The reason this is such good news is that there has been lots of activity for people who have the BRCA mutation when they take the PARP. Basically what this has shown is that if you are a mutant (which I am) you are likely to respond well to this particular kind of drug. Now, I don’t know exactly how the drug works (I can’t even remember what PARP stands for), but I don’t care. I know it works on the level of DNA and it stops something screwed up from working.

I have been taking the drugs for about a week now. The bad news is that the cancer has spread to my thyroid and the tumours in my lungs have grown. I am coughing a fair bit now as a result of this. It is more an annoyance than anything else but, of course, it is a constant reminder of the cancer that is growing (or hopefully not anymore) inside me. It is also scary because in almost six years, the cough is the first outward sign that there is actually something wrong with me. For years I have said to people that only the chemo ever made me sick, that the cancer never did. For the first time, the cancer is making me sick. Okay, not really sick, but there is something tangible that I can point to and say this is a direct result of me having cancer. That sucks!
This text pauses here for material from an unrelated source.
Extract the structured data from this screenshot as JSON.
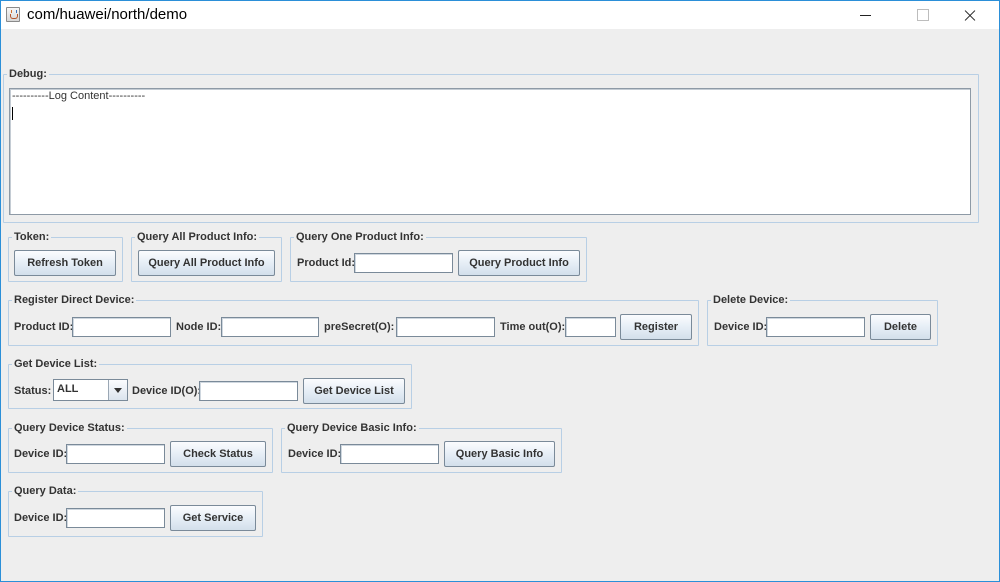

The tumour in my thyroid is also sort of visible — not to most people, but I can see the little swelling in my neck that is there as a result of the cancer. More so, I can feel it and find I am constantly rubbing my neck now. Again, just another reminder that it is there.

So, there is no more denial for me. And with the good news of the trial came the bad news of the spread. The cough and swelling started last Sunday and I started the trial on Tuesday, so it was almost at the same time. My hope is that the trial will quickly start to work on both those issues so that the coughing will stop and the swelling will shrink. I know after one week, it is too soon to see a real difference, but I keep feeling my neck hoping that the swelling will feel smaller.

This was the first time I really thought about death and dying. This was the first time I really thought that maybe the time was sooner than I would have liked to believe. For all my past crying, worrying, upset, etc….this was the first time that I rationally said, not out of fear, that I may not see all those future milestones that I secretly continued to think about. The thoughts came and I couldn’t stop them. I wasn’t scared this time though — just sad.

Having said that, I am optimistic that this treatment will work and that it will beat back the cancer and hold it in abeyance for a while. I will get some blood work done in two weeks to see what the tumour markers are doing and will have some indication then of whether or not this is working. Until then, I will continue to hope for the best!